You can prevent this by adding in an underquilt to your hammock. Underquilts are specially made sleeping bags for the bottom of your hammock. And when attached properly, your hammock becomes a cocoon. They immediately make your hammock warm and cozy. But they are expensive and there’s a trick to get them attached properly that you learn over time.

Cot Campers Still Need A Sleeping Pad And Sleeping Bag

Another popular option is cot camping. I have a secret, I keep forgetting about cot sleeping. Because I was in Boy Scouts for many years and did over 100 campouts. And my Dad was our Scoutmaster.

For some reason, he rarely let us sleep on cots. I think he thought he was toughening us up, but we didn’t have sleeping pads in the 1980s. So that ground was cold!

Anyway, if you are a cot sleeper, make sure to bring a sleeping pad with you. Because it will help insulate you from the cold air under the cot. It does a similar job as an underquilt for a hammock but at a much lower cost.

You can also bring along a mattress topper if you want instead.

Hand Warmers Aren’t Just For Your Hands

You can buy hand-warmers in bulk. They are affordable and work well. The way hand-warmers work is by generating heat from a chemical reaction that is activated by shaking the bag.

Besides using them to keep your hands warm, you can place them at the foot of your sleeping bag to heat it up before you get into your bag. Do this at least 15 minutes before heading to bed.

I am a side sleeper and I held onto them by placing them under my upper chest while dozed off. This made my sleeping pad almost as warm as my bed at home.

You could even place them around a plastic water bottle to warm it up a bit before drinking.

Tent Heaters

Another popular option is bring along a portable heater like a Mr. Heater Buddy heater. These are propane heaters that can be used indoors.

However, follow the instructions that come with the model. Many of them have low-oxygen sensors and will shut-off. However, if I was using one, I would also bring along a portable carbon monoxide sensor as a backup.

You can also use an electric heater if you are at a campsite with an electric hookup.

Electric Blankets

I know many people who will only camp at state parks in the winter if they can get one with an electrical connection. This is because they bring along an electric blanket to keep warm.

I personally try to avoid judging people on how they camp, but if you need an electric blanket to keep warm, I would suggest avoiding tents in the winter. Find a nice cabin. There’s nothing wrong with sleeping in a cabin to stay warm.

Drink Plenty Of Water

My worst case of dehydration didn’t come from camping in the summer but rather on a cold-weather camping trip.

This was because I was doing a lot of exertion from setting up camp and getting a fire going. While I had water with me, it was cold outside so I didn’t feel like drinking even more cold water.

And because it wasn’t 100 degrees outside I wasn’t thinking about how much fluid I had lost from sweating. I was just making sure to keep the layers off and let the sweat evaporate.

So make sure you are drinking your fluids.
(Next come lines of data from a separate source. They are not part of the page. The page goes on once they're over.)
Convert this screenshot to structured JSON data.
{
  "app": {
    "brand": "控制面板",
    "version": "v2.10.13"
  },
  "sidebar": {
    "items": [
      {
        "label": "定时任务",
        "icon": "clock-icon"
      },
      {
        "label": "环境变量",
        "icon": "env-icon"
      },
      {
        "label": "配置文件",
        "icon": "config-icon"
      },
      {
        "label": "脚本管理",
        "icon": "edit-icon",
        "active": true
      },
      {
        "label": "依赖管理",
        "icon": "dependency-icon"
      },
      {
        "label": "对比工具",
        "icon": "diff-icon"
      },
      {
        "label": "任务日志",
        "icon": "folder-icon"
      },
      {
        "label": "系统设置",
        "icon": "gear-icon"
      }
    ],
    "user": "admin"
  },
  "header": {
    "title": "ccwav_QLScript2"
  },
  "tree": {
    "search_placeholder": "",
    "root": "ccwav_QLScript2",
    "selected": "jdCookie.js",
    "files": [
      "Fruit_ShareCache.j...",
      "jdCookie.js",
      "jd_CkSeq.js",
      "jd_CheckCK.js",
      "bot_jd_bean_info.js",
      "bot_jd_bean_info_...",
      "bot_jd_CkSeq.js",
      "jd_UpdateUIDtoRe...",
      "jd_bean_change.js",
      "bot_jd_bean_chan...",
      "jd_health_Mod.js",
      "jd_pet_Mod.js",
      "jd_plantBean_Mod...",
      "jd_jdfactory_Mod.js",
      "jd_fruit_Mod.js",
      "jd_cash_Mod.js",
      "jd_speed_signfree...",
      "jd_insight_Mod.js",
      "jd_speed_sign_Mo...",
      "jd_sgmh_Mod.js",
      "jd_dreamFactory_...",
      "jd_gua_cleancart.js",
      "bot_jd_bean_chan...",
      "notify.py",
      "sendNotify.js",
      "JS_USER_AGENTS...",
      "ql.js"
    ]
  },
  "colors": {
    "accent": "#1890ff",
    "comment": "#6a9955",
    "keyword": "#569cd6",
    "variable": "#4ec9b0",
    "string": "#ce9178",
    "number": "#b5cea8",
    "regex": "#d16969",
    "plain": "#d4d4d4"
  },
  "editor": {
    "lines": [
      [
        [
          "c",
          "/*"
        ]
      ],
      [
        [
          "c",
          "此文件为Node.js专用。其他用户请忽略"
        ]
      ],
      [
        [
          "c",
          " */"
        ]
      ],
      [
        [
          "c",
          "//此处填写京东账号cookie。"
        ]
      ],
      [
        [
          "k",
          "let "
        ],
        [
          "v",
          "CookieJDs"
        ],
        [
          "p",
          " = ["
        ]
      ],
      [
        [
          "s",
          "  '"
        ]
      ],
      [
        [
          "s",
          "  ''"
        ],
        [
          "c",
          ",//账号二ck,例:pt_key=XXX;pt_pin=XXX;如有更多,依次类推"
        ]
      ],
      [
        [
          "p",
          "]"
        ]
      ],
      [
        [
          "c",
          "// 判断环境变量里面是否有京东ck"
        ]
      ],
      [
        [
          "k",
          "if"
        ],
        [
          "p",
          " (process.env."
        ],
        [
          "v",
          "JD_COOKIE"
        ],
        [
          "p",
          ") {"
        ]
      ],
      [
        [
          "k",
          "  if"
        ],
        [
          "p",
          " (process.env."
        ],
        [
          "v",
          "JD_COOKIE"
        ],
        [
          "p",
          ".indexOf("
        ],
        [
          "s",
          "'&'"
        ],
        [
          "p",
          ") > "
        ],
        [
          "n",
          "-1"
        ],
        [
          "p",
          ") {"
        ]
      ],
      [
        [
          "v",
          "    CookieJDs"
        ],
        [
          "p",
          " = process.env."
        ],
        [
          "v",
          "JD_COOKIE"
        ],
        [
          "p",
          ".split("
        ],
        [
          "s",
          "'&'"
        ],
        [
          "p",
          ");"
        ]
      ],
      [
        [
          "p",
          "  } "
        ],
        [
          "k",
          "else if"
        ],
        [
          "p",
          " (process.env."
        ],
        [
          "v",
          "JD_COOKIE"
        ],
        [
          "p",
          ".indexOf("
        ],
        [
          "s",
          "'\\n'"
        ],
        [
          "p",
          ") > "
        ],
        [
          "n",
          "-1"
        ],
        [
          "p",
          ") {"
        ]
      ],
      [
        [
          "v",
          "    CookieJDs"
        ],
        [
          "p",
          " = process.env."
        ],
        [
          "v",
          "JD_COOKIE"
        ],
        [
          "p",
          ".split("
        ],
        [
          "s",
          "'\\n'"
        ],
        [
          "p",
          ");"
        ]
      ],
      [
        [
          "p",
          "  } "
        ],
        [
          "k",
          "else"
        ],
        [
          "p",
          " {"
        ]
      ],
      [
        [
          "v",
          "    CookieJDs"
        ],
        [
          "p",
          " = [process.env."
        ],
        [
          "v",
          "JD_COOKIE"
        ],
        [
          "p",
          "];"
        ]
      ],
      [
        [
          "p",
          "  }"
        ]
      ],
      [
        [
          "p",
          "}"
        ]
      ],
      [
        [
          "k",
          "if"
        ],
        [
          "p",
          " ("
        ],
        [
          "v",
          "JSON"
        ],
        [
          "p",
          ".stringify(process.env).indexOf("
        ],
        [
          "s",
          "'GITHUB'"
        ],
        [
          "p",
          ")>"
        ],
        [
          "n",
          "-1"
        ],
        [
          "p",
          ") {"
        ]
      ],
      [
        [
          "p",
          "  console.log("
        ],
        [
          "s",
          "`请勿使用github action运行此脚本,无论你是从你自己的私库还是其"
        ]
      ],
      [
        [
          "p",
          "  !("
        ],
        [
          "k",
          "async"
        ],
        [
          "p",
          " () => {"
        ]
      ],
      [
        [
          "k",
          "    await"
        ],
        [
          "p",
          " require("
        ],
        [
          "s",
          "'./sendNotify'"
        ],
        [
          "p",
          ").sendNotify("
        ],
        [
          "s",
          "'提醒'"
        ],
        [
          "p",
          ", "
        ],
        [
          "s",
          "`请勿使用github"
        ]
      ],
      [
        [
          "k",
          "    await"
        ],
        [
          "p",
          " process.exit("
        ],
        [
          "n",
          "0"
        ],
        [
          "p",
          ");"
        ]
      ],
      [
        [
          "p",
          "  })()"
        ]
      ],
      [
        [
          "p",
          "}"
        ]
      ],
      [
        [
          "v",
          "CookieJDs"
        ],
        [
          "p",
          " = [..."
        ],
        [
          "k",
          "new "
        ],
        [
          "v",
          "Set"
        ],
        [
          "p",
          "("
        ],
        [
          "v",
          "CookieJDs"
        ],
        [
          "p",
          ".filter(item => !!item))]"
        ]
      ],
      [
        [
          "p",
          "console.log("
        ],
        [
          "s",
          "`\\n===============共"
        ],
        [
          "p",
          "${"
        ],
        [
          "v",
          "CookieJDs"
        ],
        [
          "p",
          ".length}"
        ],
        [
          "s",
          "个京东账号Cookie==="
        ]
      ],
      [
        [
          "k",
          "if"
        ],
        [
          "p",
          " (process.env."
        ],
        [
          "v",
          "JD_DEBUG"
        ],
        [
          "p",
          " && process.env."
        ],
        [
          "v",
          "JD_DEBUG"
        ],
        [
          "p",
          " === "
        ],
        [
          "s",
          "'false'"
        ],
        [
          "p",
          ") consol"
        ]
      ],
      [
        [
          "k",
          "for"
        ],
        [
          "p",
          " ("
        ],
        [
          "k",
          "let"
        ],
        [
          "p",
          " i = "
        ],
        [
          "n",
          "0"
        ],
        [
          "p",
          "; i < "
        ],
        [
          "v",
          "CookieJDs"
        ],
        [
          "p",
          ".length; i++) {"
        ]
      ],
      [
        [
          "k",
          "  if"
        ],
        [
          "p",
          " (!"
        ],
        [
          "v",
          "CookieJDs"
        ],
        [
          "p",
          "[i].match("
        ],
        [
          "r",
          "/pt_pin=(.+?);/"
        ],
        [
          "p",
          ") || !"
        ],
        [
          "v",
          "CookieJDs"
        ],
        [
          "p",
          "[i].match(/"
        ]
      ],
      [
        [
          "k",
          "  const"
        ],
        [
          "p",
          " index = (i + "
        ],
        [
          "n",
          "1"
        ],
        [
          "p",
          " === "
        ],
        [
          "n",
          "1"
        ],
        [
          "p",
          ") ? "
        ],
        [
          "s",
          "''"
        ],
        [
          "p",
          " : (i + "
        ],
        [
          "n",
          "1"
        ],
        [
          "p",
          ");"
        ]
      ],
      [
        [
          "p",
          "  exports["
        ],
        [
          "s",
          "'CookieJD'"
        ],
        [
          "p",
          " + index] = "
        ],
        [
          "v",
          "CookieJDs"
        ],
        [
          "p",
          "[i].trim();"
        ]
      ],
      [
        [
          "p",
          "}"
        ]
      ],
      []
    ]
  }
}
Get Your Water From Hot Coffee And Tea And Broth

In winter camping, you will want to drink warm liquids. Thus make sure to bring along coffee, tea, and broth or bullion cubes.

A gas stove will make it much easier to heat the water up if you are not constantly maintaining a campfire. You can learn more about how to boil water while camping with this article.

Test Everything Out At Home

Before going on your first winter camping, in particular, if it’s going to be a backcountry campsite, make sure to test out all of your gear at home.

This way you can know for sure how to setup your sleep system to stay warm and make sure the gas stove is working properly.

Finally, you’re camping for fun and as a vacation. Thus if the weather does get too bad or too cold don’t feel like you must stay. Get into your vehicle and warm up if necessary. Or even leave if it’s required.

While it’s never fun to leave a campsite early, it’s much better than suffering hypothermia.